Rockne Karl J, Strand Stuart E
Department of Civil and Materials Engineering, University of Illinois-Chicago, Chicago, Illinois 60607-7023, USA.
J Environ Sci Health A Tox Hazard Subst Environ Eng. 2003 Sep;38(9):1877-87. doi: 10.1081/ese-120022886.

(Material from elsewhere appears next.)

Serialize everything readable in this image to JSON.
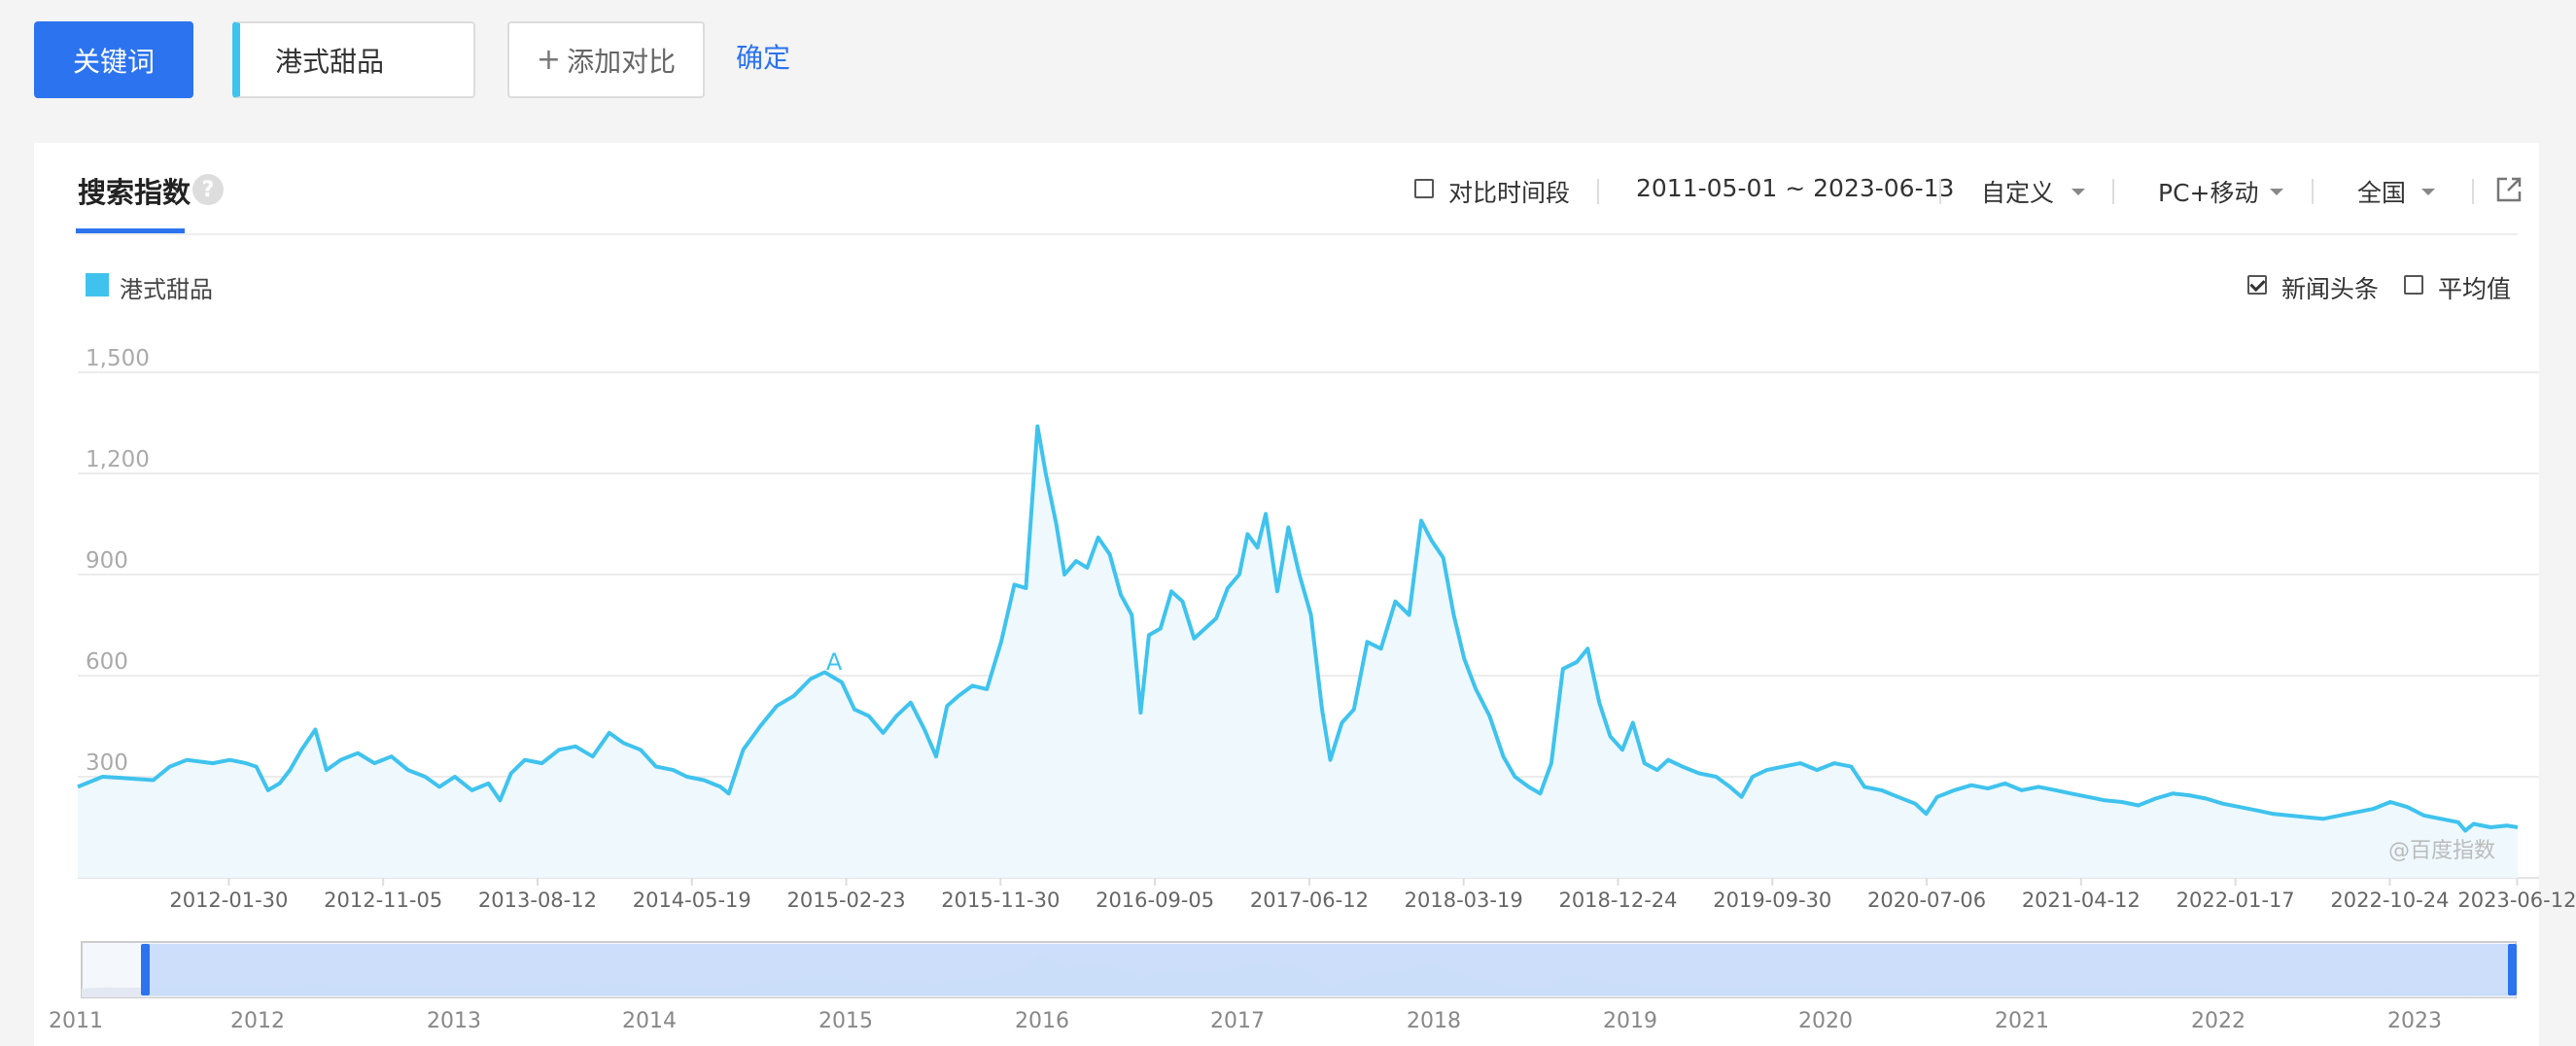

Type II alpha proteobacteria methanotrophs are capable of a wide range of cometabolic transformations of chlorinated solvents and polycyclic aromatic hydrocarbons (PAHs), and this activity has been exploited in many terrestrial bioremediation systems. However, at present, all known obligately marine methanotrophic isolates are Type I gamma proteobacteria which do not have this activity to the extent of Type II methanotrophs. In previous work in our laboratory, determining the presence of Type II alpha proteobacteria methanotrophs in marine enrichment cultures that co-metabolized PAHs required a more sensitive assay. 16S rDNA PCR primers were designed based on oligonucleotide probes for serine pathway methanotrophs and serine pathway methylotrophs with an approximate amplification fragment size of 870 base pairs. Comparison of the primers using double primer BLAST searches in established nucleotide databases showed potential amplification with all Methylocystis and Methylosinus spp., as well as potential amplification with Methylocella palustrus. DNA from Methylosinus trichosporium OB3b, a Type II methanotroph, amplified with the primers with a fragment size of approximately 850 base pairs, whereas DNA extracted from Methylomonas methanica, a Type I methanotroph, did not. The primers were used to amplify DNA extracted from two marine methanotrophic enrichment cultures: a low nitrogen/low copper enrichment to select for Type II methanotrophs and a high nitrogen/high copper enrichment to select for Type I methanotrophs. Although DNA from both cultures amplified with the PCR primers, amplification was stronger in cultures that were specifically enriched for Type II methanotrophs, suggesting the presence of higher numbers of Type II methanotrophs. These results provide further evidence for the existence of Type II marine methanotrophs, suggesting the possibility of exploiting cometabolic activity in marine systems.
II型α-变形菌纲甲烷营养菌能够对氯化溶剂和多环芳烃(PAHs)进行广泛的共代谢转化,这种活性已在许多陆地生物修复系统中得到应用。然而,目前所有已知的专性海洋甲烷营养菌分离株都是I型γ-变形菌纲,它们没有II型甲烷营养菌那样的活性。在我们实验室之前的工作中,要确定共代谢PAHs的海洋富集培养物中II型α-变形菌纲甲烷营养菌的存在,需要更灵敏的检测方法。基于针对丝氨酸途径甲烷营养菌和丝氨酸途径甲基营养菌的寡核苷酸探针设计了16S rDNA PCR引物,扩增片段大小约为870个碱基对。在已建立的核苷酸数据库中使用双引物BLAST搜索对引物进行比较,结果表明所有甲基孢囊菌属和甲基弯曲菌属物种都可能被扩增,以及沼泽甲基小菌也可能被扩增。来自II型甲烷营养菌嗜铁甲基弯曲菌OB3b的DNA用引物扩增后片段大小约为850个碱基对,而来自I型甲烷营养菌甲烷单胞菌的DNA则未被扩增。这些引物被用于扩增从两种海洋甲烷营养菌富集培养物中提取的DNA:一种是低氮/低铜富集培养物以筛选II型甲烷营养菌,另一种是高氮/高铜富集培养物以筛选I型甲烷营养菌。尽管两种培养物的DNA都能用PCR引物扩增,但在专门富集II型甲烷营养菌的培养物中扩增更强,这表明存在更多数量的II型甲烷营养菌。这些结果为II型海洋甲烷营养菌的存在提供了进一步证据,表明在海洋系统中利用共代谢活性的可能性。